Postmenopausal women with hormone-sensitive early-stage breast cancer who have received at least 2 years of adjuvant treatment with tamoxifen can benefit in overall survival from a switch to anastrozole, according to the results of a meta-analysis published in the journal Lancet.

This finding is supported by earlier recommendations from the American Society of Clinical Oncology (ASCO), which in 2004 stated that a treatment duration of 5 years with only tamoxifen was not the ideal supplementary therapy for hormone-sensitive early-stage breast cancer. The group advised that therapy should also incorporate use of an aromatase inhibitor in an effort to limit tumor reappearance.

In this study, researchers analyzed 3 clinical trials from January 1, 2004, to March 31, 2005: The Austrian Breast and Colorectal Cancer Study Group (ABCSG 8) (n=2579), Arimidex-Nolvadex (ARNO 95)(n=979), and the Italian Tamoxifen Anastrozole (ITA) (n=448) studies. Only phase 3 trials involving women with histologically confirmed hormone-positive early-stage breast cancer were considered for inclusion in the study. These women (N=4,006) were treated with either a third-generation aromatase inhibitor or continued tamoxifen after 2–3 years of adjuvant tamoxifen. Data were reviewed via a stratified Cox proportional hazards model; covariates included age, tumor size, nodal status, grade, surgery, and chemotherapy.

Median follow-ups for each study were: ABCSG 8, 24.4 months (range: 0–84.4); ARNO 95, 32.7 months (range: 0–89.5); and ITA, 50.4 months (range: 0–79.8). Overall, meta-analysis median follow-up was 30 months (range: 0–89.5). There was a total duration of follow-up of 5,339 person-years for the tamoxifen group and 5,389 person-years for the anastrozole group.

Primary end points were all related to survival: disease-free survival, event-free survival, distant-recurrence-free survival, and overall survival.

The likelihood of disease return and number of deaths were significantly reduced in patients who switched to anastrozole compared with patients who continued tamoxifen.(92 vs 159 and 66 vs 90, respectively). The reductions represented marked improvement in disease-free survival (HR=0.59; 95% CI, 0.48–0.74; P<.0001); event-free survival (HR=0.55; 95% CI, 0.42–0.71; P<.0001); distant recurrence-free survival (HR=0.61; 95% CI, 0.45–0.83; P=.002); and overall survival (HR=0.71; 95% CI, 0.52–0.98; P=.04).
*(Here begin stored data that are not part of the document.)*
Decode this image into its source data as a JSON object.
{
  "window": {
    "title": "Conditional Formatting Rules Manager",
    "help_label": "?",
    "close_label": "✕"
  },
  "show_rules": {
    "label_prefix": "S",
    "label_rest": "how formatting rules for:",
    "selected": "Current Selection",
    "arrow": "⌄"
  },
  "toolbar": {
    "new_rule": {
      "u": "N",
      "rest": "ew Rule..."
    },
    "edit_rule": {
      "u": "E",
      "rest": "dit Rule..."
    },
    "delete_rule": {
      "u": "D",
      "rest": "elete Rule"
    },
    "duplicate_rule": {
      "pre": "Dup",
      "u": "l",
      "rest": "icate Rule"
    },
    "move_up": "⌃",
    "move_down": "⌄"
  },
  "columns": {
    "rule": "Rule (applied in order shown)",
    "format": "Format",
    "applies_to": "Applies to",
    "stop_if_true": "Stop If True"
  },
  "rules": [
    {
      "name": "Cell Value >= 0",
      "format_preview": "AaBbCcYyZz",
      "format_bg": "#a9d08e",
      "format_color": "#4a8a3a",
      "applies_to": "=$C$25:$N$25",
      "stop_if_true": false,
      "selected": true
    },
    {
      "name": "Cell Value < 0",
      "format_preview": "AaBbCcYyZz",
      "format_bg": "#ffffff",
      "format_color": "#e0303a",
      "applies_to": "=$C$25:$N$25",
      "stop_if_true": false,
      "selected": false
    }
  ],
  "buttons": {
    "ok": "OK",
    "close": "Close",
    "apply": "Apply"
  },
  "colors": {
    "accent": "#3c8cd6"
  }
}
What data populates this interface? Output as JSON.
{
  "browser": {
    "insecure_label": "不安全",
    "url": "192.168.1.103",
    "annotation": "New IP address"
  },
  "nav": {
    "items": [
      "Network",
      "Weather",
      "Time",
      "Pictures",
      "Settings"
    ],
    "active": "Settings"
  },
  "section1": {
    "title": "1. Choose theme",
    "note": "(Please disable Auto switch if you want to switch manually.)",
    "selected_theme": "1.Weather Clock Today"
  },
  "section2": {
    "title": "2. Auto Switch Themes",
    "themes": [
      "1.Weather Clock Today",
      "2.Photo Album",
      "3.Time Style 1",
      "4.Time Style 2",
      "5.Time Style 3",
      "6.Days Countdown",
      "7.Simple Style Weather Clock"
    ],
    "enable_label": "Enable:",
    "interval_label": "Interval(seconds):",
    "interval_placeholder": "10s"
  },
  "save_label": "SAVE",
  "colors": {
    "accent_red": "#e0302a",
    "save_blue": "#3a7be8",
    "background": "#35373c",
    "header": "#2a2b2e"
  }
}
The authors said the advantage of switching to anastozole versus continued tamoxifen remained regardless of nodal status, tumor size, or whether chemotherapy was used.
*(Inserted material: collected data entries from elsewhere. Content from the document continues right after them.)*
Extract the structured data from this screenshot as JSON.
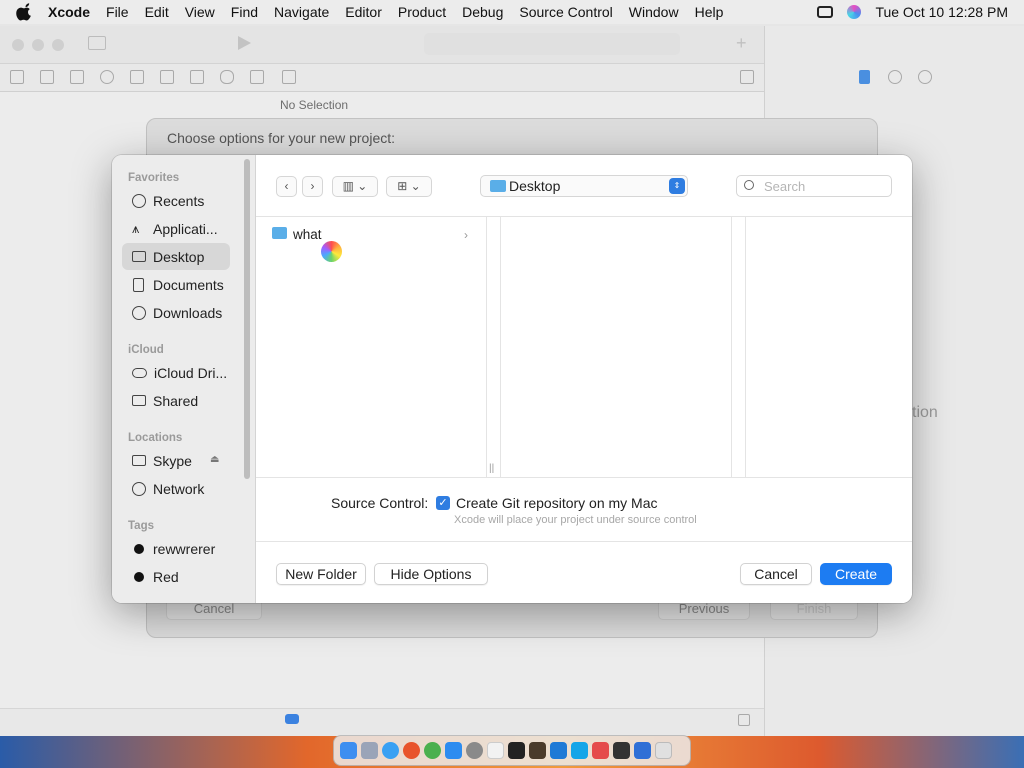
{
  "menubar": {
    "app": "Xcode",
    "items": [
      "File",
      "Edit",
      "View",
      "Find",
      "Navigate",
      "Editor",
      "Product",
      "Debug",
      "Source Control",
      "Window",
      "Help"
    ],
    "clock": "Tue Oct 10  12:28 PM"
  },
  "xcode": {
    "no_selection": "No Selection",
    "bg_fragment": "tion"
  },
  "sheet": {
    "title": "Choose options for your new project:",
    "cancel": "Cancel",
    "previous": "Previous",
    "finish": "Finish"
  },
  "sidebar": {
    "favorites_header": "Favorites",
    "favorites": [
      "Recents",
      "Applicati...",
      "Desktop",
      "Documents",
      "Downloads"
    ],
    "icloud_header": "iCloud",
    "icloud": [
      "iCloud Dri...",
      "Shared"
    ],
    "locations_header": "Locations",
    "locations": [
      "Skype",
      "Network"
    ],
    "tags_header": "Tags",
    "tags": [
      "rewwrerer",
      "Red"
    ]
  },
  "toolbar": {
    "location": "Desktop",
    "search_placeholder": "Search"
  },
  "browser": {
    "items": [
      "what"
    ]
  },
  "options": {
    "source_control_label": "Source Control:",
    "git_checkbox_label": "Create Git repository on my Mac",
    "git_note": "Xcode will place your project under source control"
  },
  "buttons": {
    "new_folder": "New Folder",
    "hide_options": "Hide Options",
    "cancel": "Cancel",
    "create": "Create"
  },
  "colors": {
    "accent": "#1d7cf2",
    "folder": "#5aaee8"
  }
}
Each of the studies showed an anastrozole benefit, but a prognosis difference in the ABSCG 8 trial resulted in more deaths without recurrence, and a hazard ratio near 1.00. The authors added that there were fewer deaths (due to breast cancer and non-breast-cancer causes) in the anastrozole group compared with the tamoxifen group in the ABSCG8 trial.

Despite the demonstrated benefits of anastrozole treatment after 2 years of tamoxifen compared with continued tamoxifen, the authors said more research is needed before recommending aromatase inhibitors as initial adjuvant treatment, or as treatment after 2-plus years of tamoxifen. Evidence remains uncertain, according to the authors, and real data from well-designed clinical trials are warranted for such treatment strategies.

However, the authors said enough evidence does exist to consider switching postmenopausal women from adjuvant tamoxifen to anastrozole after 2–3 years.

SOURCE Jonat W, Gnant M, Boccardo F, et al. Effectiveness of switching from adjuvant tamoxifen to anastrozole in postmenopausal women with hormone-sensitive early-stage breast cancer: A meta-analysis. Lancet. 2006;7:991–996.